21/3 cup rice flour or (2 2/3 cups all purpose flour for non-gluten)
2 teaspoons baking powder
1 teaspoon salt or (3/4 teaspoon Celtic salt)
2 cups packed brown sugar
1 cup butter, at room temperature
2 eggs, at room temperature
1 Tablespoon vanilla
2 Tablespoons white sugar
2 teaspoons ground cinnamon

1. Preheat oven to 350 degrees. Lightly grease a 9 x 13 inch baking pan.
2. In a medium bowl, whisk together the flour, baking powder and salt. Set aside.
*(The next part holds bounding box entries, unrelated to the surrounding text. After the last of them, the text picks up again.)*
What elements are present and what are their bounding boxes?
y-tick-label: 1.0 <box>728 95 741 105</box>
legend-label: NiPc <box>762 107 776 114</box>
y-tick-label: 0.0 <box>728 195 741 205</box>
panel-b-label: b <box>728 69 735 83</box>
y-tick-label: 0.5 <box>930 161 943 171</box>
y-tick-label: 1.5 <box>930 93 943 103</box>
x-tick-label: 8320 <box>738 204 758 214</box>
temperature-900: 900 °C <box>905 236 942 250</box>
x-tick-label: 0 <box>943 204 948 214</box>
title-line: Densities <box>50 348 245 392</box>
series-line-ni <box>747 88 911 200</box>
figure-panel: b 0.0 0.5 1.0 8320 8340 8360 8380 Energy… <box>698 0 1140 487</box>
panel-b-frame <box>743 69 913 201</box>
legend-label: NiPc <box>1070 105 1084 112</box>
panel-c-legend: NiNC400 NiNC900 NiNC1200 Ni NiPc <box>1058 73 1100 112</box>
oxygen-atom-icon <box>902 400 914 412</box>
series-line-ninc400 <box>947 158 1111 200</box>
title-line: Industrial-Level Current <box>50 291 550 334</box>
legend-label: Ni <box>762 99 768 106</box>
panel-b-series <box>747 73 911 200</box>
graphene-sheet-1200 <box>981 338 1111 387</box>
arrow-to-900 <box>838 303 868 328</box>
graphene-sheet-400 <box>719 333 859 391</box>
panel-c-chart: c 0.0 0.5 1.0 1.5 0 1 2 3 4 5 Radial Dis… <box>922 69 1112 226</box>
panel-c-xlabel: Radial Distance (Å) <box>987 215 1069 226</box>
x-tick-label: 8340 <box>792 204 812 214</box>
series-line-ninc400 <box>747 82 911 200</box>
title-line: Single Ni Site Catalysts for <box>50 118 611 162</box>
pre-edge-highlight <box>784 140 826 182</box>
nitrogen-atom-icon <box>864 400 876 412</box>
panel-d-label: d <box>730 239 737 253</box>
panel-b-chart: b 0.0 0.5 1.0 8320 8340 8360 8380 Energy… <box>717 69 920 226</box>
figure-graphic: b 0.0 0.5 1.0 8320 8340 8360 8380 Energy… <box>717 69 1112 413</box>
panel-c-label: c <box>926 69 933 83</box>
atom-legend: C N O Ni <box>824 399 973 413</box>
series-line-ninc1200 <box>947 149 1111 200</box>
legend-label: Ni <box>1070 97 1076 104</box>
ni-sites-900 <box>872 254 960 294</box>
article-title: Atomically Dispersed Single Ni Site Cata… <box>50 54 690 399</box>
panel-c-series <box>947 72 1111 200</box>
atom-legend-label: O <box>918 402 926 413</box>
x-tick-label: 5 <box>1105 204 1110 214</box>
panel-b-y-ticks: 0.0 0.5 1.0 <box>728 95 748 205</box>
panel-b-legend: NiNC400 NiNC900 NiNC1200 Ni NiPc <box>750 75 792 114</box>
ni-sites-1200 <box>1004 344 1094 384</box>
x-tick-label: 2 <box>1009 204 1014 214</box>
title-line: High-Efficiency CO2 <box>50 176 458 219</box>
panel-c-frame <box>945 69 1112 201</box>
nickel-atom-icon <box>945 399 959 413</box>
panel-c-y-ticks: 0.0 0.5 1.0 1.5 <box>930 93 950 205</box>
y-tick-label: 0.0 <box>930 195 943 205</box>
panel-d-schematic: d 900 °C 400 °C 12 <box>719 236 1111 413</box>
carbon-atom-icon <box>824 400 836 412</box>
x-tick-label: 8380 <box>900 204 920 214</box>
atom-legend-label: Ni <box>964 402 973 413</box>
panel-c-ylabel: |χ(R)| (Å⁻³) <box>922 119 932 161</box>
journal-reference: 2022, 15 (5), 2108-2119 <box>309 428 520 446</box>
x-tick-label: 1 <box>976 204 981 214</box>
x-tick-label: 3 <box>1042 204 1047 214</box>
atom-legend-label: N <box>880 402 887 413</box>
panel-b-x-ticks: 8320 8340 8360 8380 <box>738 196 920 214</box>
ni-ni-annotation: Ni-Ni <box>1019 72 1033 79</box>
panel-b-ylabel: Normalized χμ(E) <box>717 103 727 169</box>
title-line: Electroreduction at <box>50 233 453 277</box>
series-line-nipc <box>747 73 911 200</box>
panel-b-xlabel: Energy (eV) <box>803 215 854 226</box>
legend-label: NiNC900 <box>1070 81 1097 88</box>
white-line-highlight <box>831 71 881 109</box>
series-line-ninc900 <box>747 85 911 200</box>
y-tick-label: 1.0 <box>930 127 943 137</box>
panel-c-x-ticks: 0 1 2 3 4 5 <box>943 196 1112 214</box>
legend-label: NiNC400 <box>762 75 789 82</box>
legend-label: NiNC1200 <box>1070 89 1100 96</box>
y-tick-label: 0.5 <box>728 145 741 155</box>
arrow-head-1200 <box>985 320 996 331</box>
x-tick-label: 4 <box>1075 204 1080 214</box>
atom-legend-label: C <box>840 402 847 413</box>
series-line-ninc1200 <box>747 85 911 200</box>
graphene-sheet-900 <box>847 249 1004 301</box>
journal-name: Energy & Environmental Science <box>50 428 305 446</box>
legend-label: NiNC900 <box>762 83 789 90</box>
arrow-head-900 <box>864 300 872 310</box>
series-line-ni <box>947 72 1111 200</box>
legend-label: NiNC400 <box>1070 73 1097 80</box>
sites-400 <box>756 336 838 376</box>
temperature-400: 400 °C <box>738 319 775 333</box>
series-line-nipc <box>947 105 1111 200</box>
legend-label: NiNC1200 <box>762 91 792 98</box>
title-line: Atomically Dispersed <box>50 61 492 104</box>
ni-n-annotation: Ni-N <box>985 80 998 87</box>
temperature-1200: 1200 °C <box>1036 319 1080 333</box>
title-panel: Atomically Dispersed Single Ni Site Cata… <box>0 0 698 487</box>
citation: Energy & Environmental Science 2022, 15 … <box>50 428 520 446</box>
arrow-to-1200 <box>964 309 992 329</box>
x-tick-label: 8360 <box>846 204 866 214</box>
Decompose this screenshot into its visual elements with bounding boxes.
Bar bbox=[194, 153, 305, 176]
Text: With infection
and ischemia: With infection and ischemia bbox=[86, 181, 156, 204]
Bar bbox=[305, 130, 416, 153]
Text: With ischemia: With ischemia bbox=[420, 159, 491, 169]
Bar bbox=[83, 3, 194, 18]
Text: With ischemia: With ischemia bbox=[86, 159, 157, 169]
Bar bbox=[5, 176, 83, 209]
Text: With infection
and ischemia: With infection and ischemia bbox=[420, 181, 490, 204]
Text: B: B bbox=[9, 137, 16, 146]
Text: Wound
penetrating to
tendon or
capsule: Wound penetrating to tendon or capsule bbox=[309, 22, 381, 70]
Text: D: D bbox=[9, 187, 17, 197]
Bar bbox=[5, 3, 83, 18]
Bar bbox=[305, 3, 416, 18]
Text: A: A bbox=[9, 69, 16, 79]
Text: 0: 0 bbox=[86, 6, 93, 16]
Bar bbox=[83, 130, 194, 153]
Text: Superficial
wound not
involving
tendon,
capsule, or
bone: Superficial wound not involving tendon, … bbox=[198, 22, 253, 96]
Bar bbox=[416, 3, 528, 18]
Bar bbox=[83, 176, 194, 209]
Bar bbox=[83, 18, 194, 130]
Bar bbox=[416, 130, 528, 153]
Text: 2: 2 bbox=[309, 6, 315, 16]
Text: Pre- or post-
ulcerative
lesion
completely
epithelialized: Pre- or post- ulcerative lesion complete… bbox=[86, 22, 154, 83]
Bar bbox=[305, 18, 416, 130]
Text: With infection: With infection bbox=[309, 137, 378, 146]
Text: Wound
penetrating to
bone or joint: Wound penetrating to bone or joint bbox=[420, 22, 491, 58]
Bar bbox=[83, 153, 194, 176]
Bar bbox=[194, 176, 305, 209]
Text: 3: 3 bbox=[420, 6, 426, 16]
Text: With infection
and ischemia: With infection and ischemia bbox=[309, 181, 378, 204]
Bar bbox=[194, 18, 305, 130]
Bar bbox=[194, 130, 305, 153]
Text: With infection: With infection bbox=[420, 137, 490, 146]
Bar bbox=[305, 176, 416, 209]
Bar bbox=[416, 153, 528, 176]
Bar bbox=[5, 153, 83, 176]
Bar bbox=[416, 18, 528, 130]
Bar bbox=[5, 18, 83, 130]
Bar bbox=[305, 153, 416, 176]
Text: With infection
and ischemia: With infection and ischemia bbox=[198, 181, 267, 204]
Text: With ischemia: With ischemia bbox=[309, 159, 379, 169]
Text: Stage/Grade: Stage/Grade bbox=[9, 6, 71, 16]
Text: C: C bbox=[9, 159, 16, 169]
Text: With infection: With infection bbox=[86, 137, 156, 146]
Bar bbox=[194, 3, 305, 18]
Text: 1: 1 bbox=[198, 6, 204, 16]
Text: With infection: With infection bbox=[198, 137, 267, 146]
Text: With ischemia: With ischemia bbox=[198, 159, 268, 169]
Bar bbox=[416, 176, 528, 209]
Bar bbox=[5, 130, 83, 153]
3. In a large mixing bowl, beat together the butter, brown sugar, eggs and vanilla until smooth. Add the flour mixture to the egg mixture and beat until well blended.
4. Spread the batter evenly in the prepared pan. ( the mix will be sticky)
5. In a small bowl, combine the white sugar and cinnamon.
6. Sprinkle the mixture evenly over the batter in the baking pan.
7. Bake for 25 - 30 minutes or until the surface springs back when gently pressed. Remove from oven and let cool slightly on a wire rack. While still warm, cut into squares with a sharp knife.

This recipe was designed to use regular all purpose flour, but I converted it to be gluten-free.
Conversion: 1 cup of all-purpose flour = 7/8 cup rice flour.